The IU Graduate and Professional Student Government’s voting body, the general assembly, passed a resolution Friday with 60 votes for yes and one abstention. The resolution encouraged graduate workers to unionize and urged IU to bargain with all IU workers hoping to hold union elections.

“We encourage graduate student workers to take the necessary steps to form a labor union including voting ‘yes’ in a union election,” the resolution reads.

Applegate argued in his letter that IU’s graduate workers are not staff employees, but rather academic appointees. He said academic appointees are not covered by an IU human resources policy which requires 30% of a staff unit to petition in favor of a union election before such an election can be held.

Members of the IGWC-UE disagree with Applegate, arguing they teach nearly 700 classes and perform important research that contributes to millions of dollars in grants for IU.

“The letter astonishingly suggests that graduate workers are not really workers – even though graduate workers perform much of the labor crucial to IU’s mission,” the IGWC-UE press release stated.

More than 60% of all IU’s graduate workers had signed union cards in favor of a union election as of December, when the IGWC-UE submitted the cards and a letter to the Board of Trustees requesting a union election.

Even if IU recognizes the IGWC-UE, which it does not, neither state nor federal law obligates IU to bargain with the organization, Applegate wrote in the letter.

Joseph Varga, assistant professor of labor studies at IU-Purdue University Indianapolis, confirmed that under Indiana law, the university administration is under no legal obligation to recognize the IGWC-UE as a collective bargaining unit.

“Our graduate students here have a good moral and ethical argument to be recognized as workers – which they are; they produce for the university,” Varga said. “But the legal grounds are more difficult because they are public sector employees.”

Sam Smucker, IGWC-UE member and IU Ph.D. student, said IU should recognize the organization as a union because most graduate workers have agreed to a union election.

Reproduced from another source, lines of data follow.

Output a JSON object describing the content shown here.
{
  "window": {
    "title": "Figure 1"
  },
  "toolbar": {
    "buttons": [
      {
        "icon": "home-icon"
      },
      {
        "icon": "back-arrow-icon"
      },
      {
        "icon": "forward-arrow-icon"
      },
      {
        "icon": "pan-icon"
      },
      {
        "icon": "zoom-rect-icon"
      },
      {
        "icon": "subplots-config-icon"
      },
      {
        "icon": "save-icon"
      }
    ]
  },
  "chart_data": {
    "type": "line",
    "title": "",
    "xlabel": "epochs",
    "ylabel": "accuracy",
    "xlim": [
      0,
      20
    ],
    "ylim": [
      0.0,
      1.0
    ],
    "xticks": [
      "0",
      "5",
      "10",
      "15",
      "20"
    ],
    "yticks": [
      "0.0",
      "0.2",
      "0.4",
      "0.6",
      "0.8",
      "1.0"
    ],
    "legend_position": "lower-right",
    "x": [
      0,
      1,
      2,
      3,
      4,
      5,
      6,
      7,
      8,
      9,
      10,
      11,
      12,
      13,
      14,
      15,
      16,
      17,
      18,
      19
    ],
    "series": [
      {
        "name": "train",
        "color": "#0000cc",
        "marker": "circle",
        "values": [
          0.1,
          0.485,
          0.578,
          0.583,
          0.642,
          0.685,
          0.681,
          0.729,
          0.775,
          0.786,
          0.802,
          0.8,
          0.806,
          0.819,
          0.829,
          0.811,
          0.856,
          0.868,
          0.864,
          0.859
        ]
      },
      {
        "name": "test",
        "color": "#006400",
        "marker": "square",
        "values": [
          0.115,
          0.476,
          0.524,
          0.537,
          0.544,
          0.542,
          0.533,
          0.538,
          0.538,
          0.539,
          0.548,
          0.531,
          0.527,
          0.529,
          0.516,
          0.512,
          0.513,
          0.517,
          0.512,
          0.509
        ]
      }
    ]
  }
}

He said although it has no legal obligation to do so, it is the right thing to do.

“People are outraged by what the university is saying,” Smucker said. “Saying that we're not workers is so absurd that it just drives people to be a part of the union and to want to get involved, so the union is stronger than ever.”

Cole Nelson, IGWC-UE organizer and spokesperson, said if the university is still not willing to negotiate, then the coalition will use that strength to put pressure on the university to grant them a path toward unionization.

“That could indicate a broad range of escalating practices,” he said, “from picket lines at administrative buildings, to sit-ins, to walk-outs to, heaven forbid, a broad range of graduate workers falling down with some sort of sickness and having to call out sick one day.” 

The IGWC-UE has not ruled out the possibility of striking to achieve recognition.

“If the university is indicating that they are, against all measures, unwilling to engage with us, then they're opening up the possibility that graduate workers go out on strike and quit performing the labor that is so necessary for the university and that they so little pay us for,” Nelson said. 

The organization is starting with a “work-in” scheduled for 2:30 p.m. on Feb. 15. Graduate workers will meet at Franklin Hall, then split into groups to perform their duties in offices around campus to demonstrate they work for IU just as staff members do.

As of noon on Monday, the IGWC-UE Union Organizing Fund has raised more than $7,000, 99% of which was raised since Applegate sent the letter refusing to grant the organization union recognition Tuesday, according to its GoFundMe page.